L’approche transactionnelle de Trump, qui consiste à récompenser ses amis et punir ses ennemis, est bien connue de ses partenaires internationaux ayant traité avec lui au sujet de l’OTAN ou du commerce. Aussi surprenant que ce traitement infligé aux alliés américains depuis trois ans puisse paraître, celui réservé aux gouverneurs à la recherche de fournitures médicales et d’équipement de protection fut un choc bien plus grand. Les gouverneurs démocrates de New York, du Michigan, du Colorado et du Kansas se sont plaints de ne pas avoir obtenu les équipements qu’ils avaient demandé, ou de voir les fournitures commandées leur passer sous le nez, à la faveur d’acheteurs fédéraux. Trump a déclaré lors d’une conférence de presse qu’il avait ordonné au vice-président Pence, en charge de la réponse nationale au virus, de ne pas répondre aux appels des gouverneurs qui n’étaient pas suffisamment respectueux. Certains gouverneurs républicains, en revanche, se sont vantés d'avoir obtenu tout ce dont ils avaient besoin; d'autres, républicains comme démocrates, en ont conclu qu’une éloge publique de Trump ou de Pence permettait d’obtenir plus facilement les fournitures nécessaires.

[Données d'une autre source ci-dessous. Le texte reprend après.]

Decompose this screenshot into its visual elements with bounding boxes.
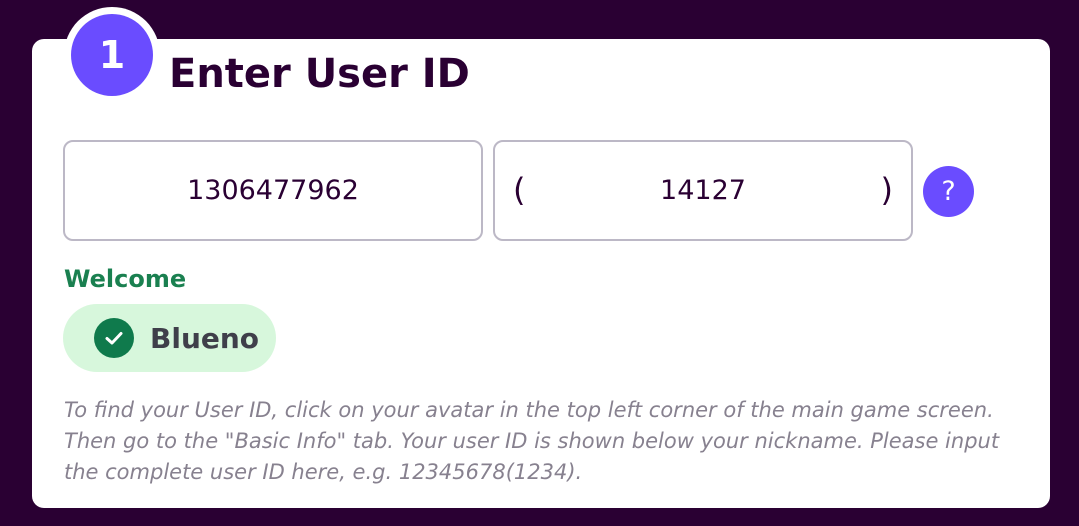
welcome-label: Welcome: [64, 265, 187, 293]
step-title: Enter User ID: [169, 51, 470, 97]
user-id-value: 1306477962: [187, 174, 359, 206]
help-text: To find your User ID, click on your avat…: [64, 398, 1000, 484]
server-id-value: 14127: [660, 174, 746, 206]
help-button[interactable]: ?: [923, 166, 974, 217]
check-circle-icon: [94, 318, 134, 358]
server-id-input[interactable]: ( 14127 ): [493, 140, 913, 241]
close-paren: ): [880, 171, 893, 209]
step-number-badge: 1: [71, 14, 153, 96]
username: Blueno: [150, 321, 260, 355]
open-paren: (: [513, 171, 526, 209]
user-id-input[interactable]: 1306477962: [63, 140, 483, 241]
question-mark-icon: ?: [941, 176, 956, 207]
verified-user-chip: Blueno: [63, 304, 276, 372]
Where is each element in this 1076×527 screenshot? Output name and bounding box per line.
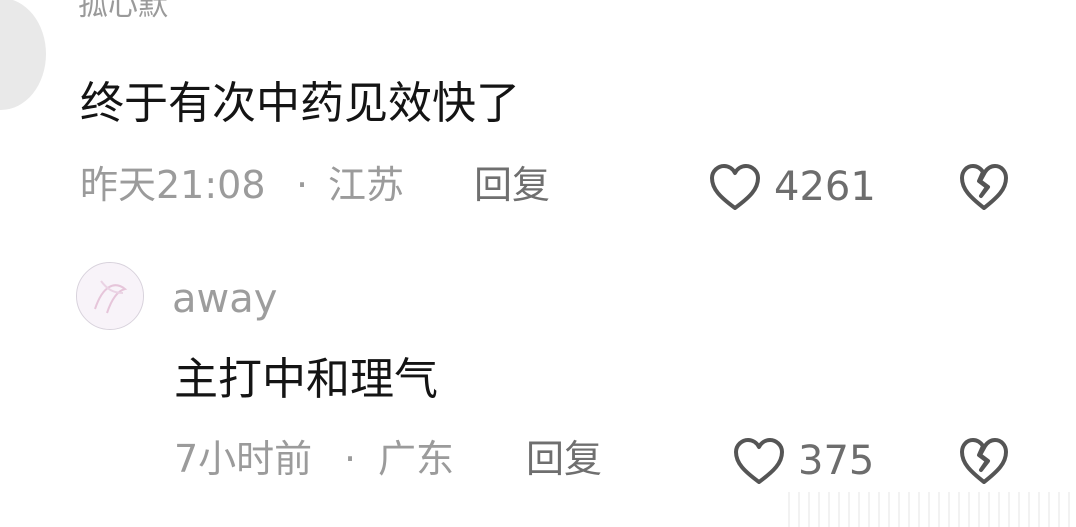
watermark [780,492,1076,527]
heart-outline-icon[interactable] [732,436,786,486]
comment-separator: · [296,163,309,207]
broken-heart-icon[interactable] [958,162,1010,212]
broken-heart-icon[interactable] [958,436,1010,486]
comment-text: 终于有次中药见效快了 [80,78,520,129]
reply-time: 7小时前 [174,437,313,481]
comment-username[interactable]: 孤心默 [78,0,168,26]
reply-location: 广东 [378,437,455,481]
reply-separator: · [344,437,357,481]
avatar[interactable] [0,0,46,110]
reply-like-count: 375 [798,438,875,484]
comment-location: 江苏 [328,163,405,207]
comment-like-count: 4261 [774,164,876,210]
reply-text: 主打中和理气 [174,354,438,405]
comment-reply-button[interactable]: 回复 [474,160,550,210]
comment-time: 昨天21:08 [80,163,266,207]
heart-outline-icon[interactable] [708,162,762,212]
reply-username[interactable]: away [172,274,277,324]
reply-reply-button[interactable]: 回复 [526,434,602,484]
reply-avatar[interactable] [76,262,144,330]
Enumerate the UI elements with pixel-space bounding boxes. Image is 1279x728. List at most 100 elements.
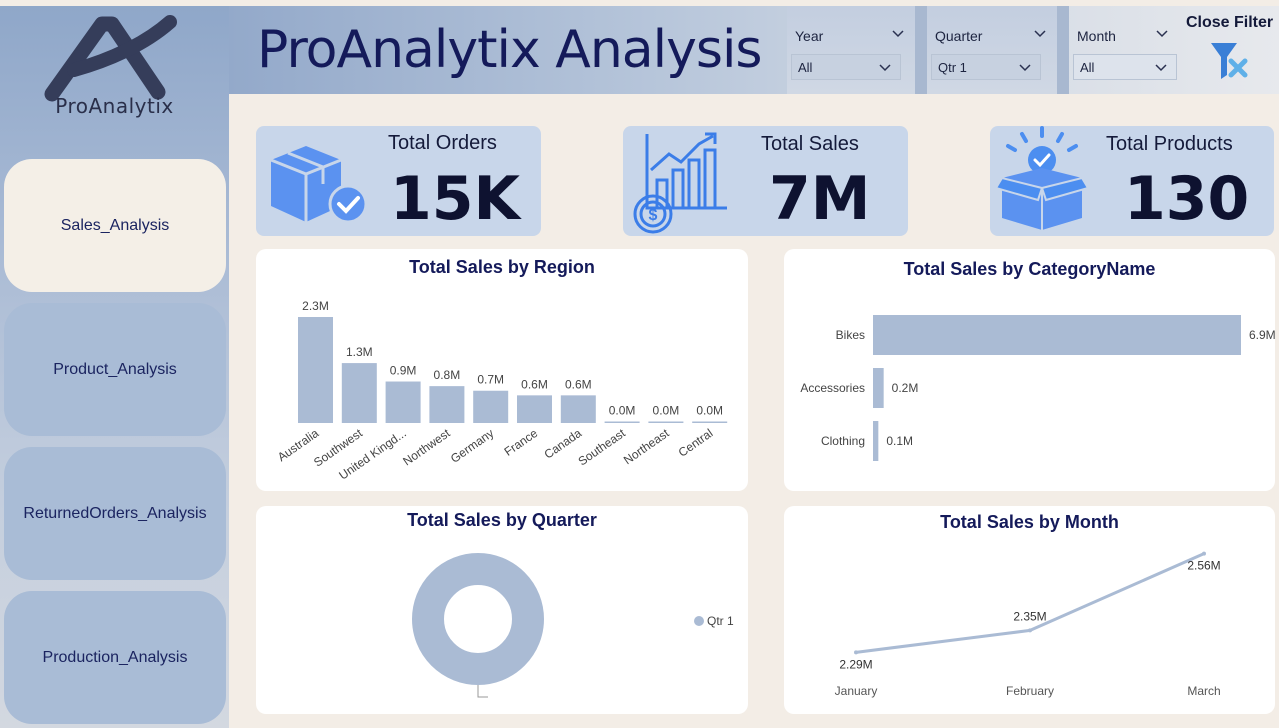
month-chart-panel: Total Sales by Month 2.29M January 2.35M Fe… xyxy=(784,506,1275,714)
tick-label: France xyxy=(502,426,541,459)
bar xyxy=(429,386,465,423)
series-line xyxy=(855,552,1205,654)
bar xyxy=(341,363,377,423)
category-chart-panel: Total Sales by CategoryName Bikes 6.9M Acc… xyxy=(784,249,1275,491)
tick-label: March xyxy=(1187,684,1220,698)
kpi-value: 15K xyxy=(390,164,520,234)
bar xyxy=(385,381,421,423)
tick-label: Northeast xyxy=(621,426,672,468)
bar xyxy=(873,368,884,408)
chevron-down-icon xyxy=(1155,64,1167,72)
data-label: 0.1M xyxy=(886,434,913,448)
tick-label: Clothing xyxy=(821,434,865,448)
data-point xyxy=(854,650,858,655)
bar xyxy=(517,395,552,423)
year-dropdown-value: All xyxy=(798,60,813,75)
kpi-total-orders: Total Orders 15K xyxy=(256,126,541,236)
tick-label: February xyxy=(1006,684,1054,698)
data-label: 2.56M xyxy=(1187,559,1220,573)
tick-label: Accessories xyxy=(800,381,865,395)
bar xyxy=(873,421,879,461)
nav-product-analysis[interactable]: Product_Analysis xyxy=(4,303,226,436)
month-dropdown-value: All xyxy=(1080,60,1095,75)
data-point xyxy=(1028,628,1032,633)
sidebar: ProAnalytix Sales_Analysis Product_Analy… xyxy=(0,6,229,728)
month-dropdown[interactable]: All xyxy=(1073,54,1177,80)
kpi-total-products: Total Products 130 xyxy=(990,126,1274,236)
donut-slice xyxy=(412,553,544,685)
data-label: 0.9M xyxy=(390,364,417,378)
kpi-value: 7M xyxy=(769,164,871,234)
category-bar-chart: Bikes 6.9M Accessories 0.2M Clothing 0.1M xyxy=(800,315,1275,461)
divider xyxy=(1057,6,1069,94)
data-label: 0.7M xyxy=(477,373,504,387)
nav-returned-orders-analysis[interactable]: ReturnedOrders_Analysis xyxy=(4,447,226,580)
kpi-title: Total Sales xyxy=(761,133,859,155)
quarter-dropdown-value: Qtr 1 xyxy=(938,60,967,75)
month-slicer-label: Month xyxy=(1077,28,1116,44)
data-label: 2.35M xyxy=(1013,609,1046,623)
data-label: 0.2M xyxy=(892,381,919,395)
bar xyxy=(473,390,509,423)
data-label: 1.3M xyxy=(346,345,373,359)
kpi-total-sales: $ Total Sales 7M xyxy=(623,126,908,236)
kpi-value: 130 xyxy=(1124,164,1250,234)
year-slicer: Year All xyxy=(787,6,915,94)
divider xyxy=(915,6,927,94)
data-label: 0.0M xyxy=(653,404,680,418)
data-label: 0.0M xyxy=(696,404,723,418)
bar xyxy=(648,421,684,423)
data-label: 2.29M xyxy=(839,657,872,671)
quarter-slicer: Quarter Qtr 1 xyxy=(927,6,1057,94)
chevron-down-icon[interactable] xyxy=(1155,26,1169,40)
chevron-down-icon[interactable] xyxy=(891,26,905,40)
tick-label: Bikes xyxy=(836,328,865,342)
sales-growth-icon: $ xyxy=(633,132,727,234)
leader-line xyxy=(477,685,488,698)
data-label: 6.9M xyxy=(1249,328,1275,342)
tick-label: Southeast xyxy=(576,426,629,469)
svg-text:$: $ xyxy=(649,207,658,224)
brand-name: ProAnalytix xyxy=(55,94,174,118)
tick-label: Northwest xyxy=(400,426,453,469)
nav-sales-analysis[interactable]: Sales_Analysis xyxy=(4,159,226,292)
header: ProAnalytix Analysis Year All Quarter Qt… xyxy=(229,6,1279,94)
kpi-title: Total Products xyxy=(1106,133,1233,155)
region-chart-panel: Total Sales by Region 2.3M Australia 1.3M S… xyxy=(256,249,748,491)
data-label: 0.6M xyxy=(565,377,592,391)
tick-label: Central xyxy=(676,426,716,460)
tick-label: January xyxy=(835,684,878,698)
boxes-icon xyxy=(270,146,368,224)
kpi-title: Total Orders xyxy=(388,132,497,154)
tick-label: Germany xyxy=(448,426,496,466)
bar xyxy=(873,315,1241,355)
quarter-chart-panel: Total Sales by Quarter 7.2M (100%)Qtr 1 xyxy=(256,506,748,714)
page-title: ProAnalytix Analysis xyxy=(257,20,762,80)
clear-filter-icon[interactable] xyxy=(1209,39,1249,83)
quarter-donut-chart: 7.2M (100%)Qtr 1 xyxy=(412,553,734,698)
legend-marker xyxy=(694,616,704,626)
month-line-chart: 2.29M January 2.35M February 2.56M March xyxy=(835,551,1221,698)
quarter-dropdown[interactable]: Qtr 1 xyxy=(931,54,1041,80)
chevron-down-icon xyxy=(1019,64,1031,72)
month-slicer: Month All xyxy=(1069,6,1199,94)
data-label: 0.6M xyxy=(521,377,548,391)
data-label: 2.3M xyxy=(302,299,329,313)
bar xyxy=(298,317,333,423)
bar xyxy=(560,395,596,423)
chevron-down-icon[interactable] xyxy=(1033,26,1047,40)
bar xyxy=(604,421,640,423)
data-label: 0.8M xyxy=(434,368,461,382)
year-dropdown[interactable]: All xyxy=(791,54,901,80)
quarter-slicer-label: Quarter xyxy=(935,28,983,44)
data-label: 0.0M xyxy=(609,404,636,418)
close-filter-button[interactable]: Close Filter xyxy=(1186,14,1273,32)
legend-label: Qtr 1 xyxy=(707,614,734,628)
chevron-down-icon xyxy=(879,64,891,72)
nav-production-analysis[interactable]: Production_Analysis xyxy=(4,591,226,724)
bar xyxy=(692,421,728,423)
region-bar-chart: 2.3MAustralia1.3MSouthwest0.9MUnited Kin… xyxy=(275,299,728,483)
data-point xyxy=(1202,551,1206,556)
dashboard-root: { "brand": { "name": "ProAnalytix" }, "h… xyxy=(0,0,1279,728)
year-slicer-label: Year xyxy=(795,28,824,44)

Dans ce contexte, la campagne anti-OMS du président Trump apparaît comme un moyen de tourner à son avantage les lacunes de la réponse américaine. Le fond n’est pas pertinent : ce que fait l’OMS, comment elle pourrait s’améliorer, ou le problème posé par l’influence chinoise. Bien que, d’après les instituts de sondages, une grande majorité d’Américains déclare soutenir la coopération internationale contre le virus, les organes des Nations Unies sont le bouc émissaire habituel des partisans de Trump. Lorsque celui-ci blâme l'OMS pour les décès survenus aux États-Unis, les journalistes se targuent d'avoir l'esprit vif en mentionnant les erreurs de l'organisation. Lorsque les internationalistes protestent, ils renforcent la critique de Trump selon laquelle ils vendraient les intérêts américains à des étrangers, consolidant ainsi sa popularité auprès de sa base.